Table 3 shows that among the cases, 91% had a positive TB serologic test compared with 26% in the control group, with a specificity of 74%. The positive- and negative-predictive values were 78% and 89% with efficiency of 82.5%, respectively.
Tables 4 and 5 show the relationship between serology and Mantoux test in both HIV/TB and TB only patients. The serological technique was positive in 28/29 (96.6%) patients who had positive Mantoux test and 21/24 (87.5%) patients with negative Mantoux.
This study has shown that the prevalence of HIV among TB patients is high (53%). Those in the 25-29-year age group were found to be most affected by TB and more than 80% of the population studied was below the age of 50 years. This agrees with earlier reports from other developing countries.17-22 The Mantoux reaction of 12% among the control group in this study could be attributed to previous exposure to mycobacteria.

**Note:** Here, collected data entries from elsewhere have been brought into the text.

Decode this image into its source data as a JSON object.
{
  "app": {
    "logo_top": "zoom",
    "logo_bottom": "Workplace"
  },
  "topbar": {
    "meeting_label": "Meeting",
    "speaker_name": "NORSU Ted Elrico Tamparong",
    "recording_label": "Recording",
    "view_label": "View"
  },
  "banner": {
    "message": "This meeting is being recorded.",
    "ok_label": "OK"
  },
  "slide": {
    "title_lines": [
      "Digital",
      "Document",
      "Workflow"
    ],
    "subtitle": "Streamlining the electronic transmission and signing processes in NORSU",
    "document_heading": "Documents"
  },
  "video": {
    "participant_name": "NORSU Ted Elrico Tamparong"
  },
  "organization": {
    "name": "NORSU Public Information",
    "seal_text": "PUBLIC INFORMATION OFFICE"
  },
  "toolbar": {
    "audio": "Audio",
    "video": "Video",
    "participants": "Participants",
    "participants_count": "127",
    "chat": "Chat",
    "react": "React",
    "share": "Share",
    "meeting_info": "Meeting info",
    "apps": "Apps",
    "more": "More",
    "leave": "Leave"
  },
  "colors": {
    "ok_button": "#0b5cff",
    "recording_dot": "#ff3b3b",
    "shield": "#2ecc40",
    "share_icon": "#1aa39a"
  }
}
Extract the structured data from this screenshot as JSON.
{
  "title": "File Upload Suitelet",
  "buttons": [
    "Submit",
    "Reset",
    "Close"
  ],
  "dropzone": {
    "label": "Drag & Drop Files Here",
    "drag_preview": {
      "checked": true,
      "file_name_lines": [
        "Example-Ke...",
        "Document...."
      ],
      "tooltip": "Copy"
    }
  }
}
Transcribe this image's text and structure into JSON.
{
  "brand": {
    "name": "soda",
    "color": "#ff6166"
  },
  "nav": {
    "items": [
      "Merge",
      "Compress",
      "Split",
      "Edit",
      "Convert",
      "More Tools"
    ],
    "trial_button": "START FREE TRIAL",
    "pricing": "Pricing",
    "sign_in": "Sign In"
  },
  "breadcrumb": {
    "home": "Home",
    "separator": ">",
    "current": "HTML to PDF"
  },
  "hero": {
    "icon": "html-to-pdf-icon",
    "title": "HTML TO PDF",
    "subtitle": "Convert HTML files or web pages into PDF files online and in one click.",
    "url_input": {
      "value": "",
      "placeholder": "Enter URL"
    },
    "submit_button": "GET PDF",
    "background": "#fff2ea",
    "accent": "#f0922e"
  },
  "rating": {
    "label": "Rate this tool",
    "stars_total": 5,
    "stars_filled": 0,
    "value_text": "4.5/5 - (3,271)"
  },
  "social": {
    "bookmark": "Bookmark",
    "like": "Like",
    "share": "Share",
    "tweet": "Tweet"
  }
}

Using the CDC criteria for the interpretation of TST,23 55% of the HIV/PTB group had a positive reaction compared with 79% in the PTB only group. The negative predictive value of about 71% of Mantoux reaction in HIV/PTB makes it an inadequate screening test in this group compared with 88% in those with PTB only. The high negative Mantoux reaction in the study population might be due to anergy from HIV infection or malnutrition as a little over 50% of the patients studied had HIV-co-infection. Previous researchers had also reported anergy in their populations.24, 25
The sensitivity (91%) and specificity (74%) of the serologic test accord well with previous studies with the native 38kDa antigen.26 The high negative predictive value of this test (82.5%) makes it a potentially useful screening test to rule out active TB especially in HIV/PTB, where other diagnostic methods have failed. The sensitivity, specificity, and predictive values of the serologic test in this study were higher than those of Mantoux test in TB detection which is in keeping with the observation that in patients without significant sputum production and cutaneous anergy, the serologic test stands out as the “gold standard” superseded only by PCR in excluding tuberculosis. 27
The resurgence of TB in the era of HIV pandemic makes early diagnosis for chemotherapy or prophylaxis imperative since 50% of those infected with HIV will develop TB.28
Both Mantoux and ELISA methods have been found to be useful in the diagnosis of TB, though the high level of anergy to the former, especially in the HIV-infected individuals has rendered this hitherto important test less effective. The serologic approach using ELISA in this regard is handy and therefore recommended for resolving this diagnostic dilemma.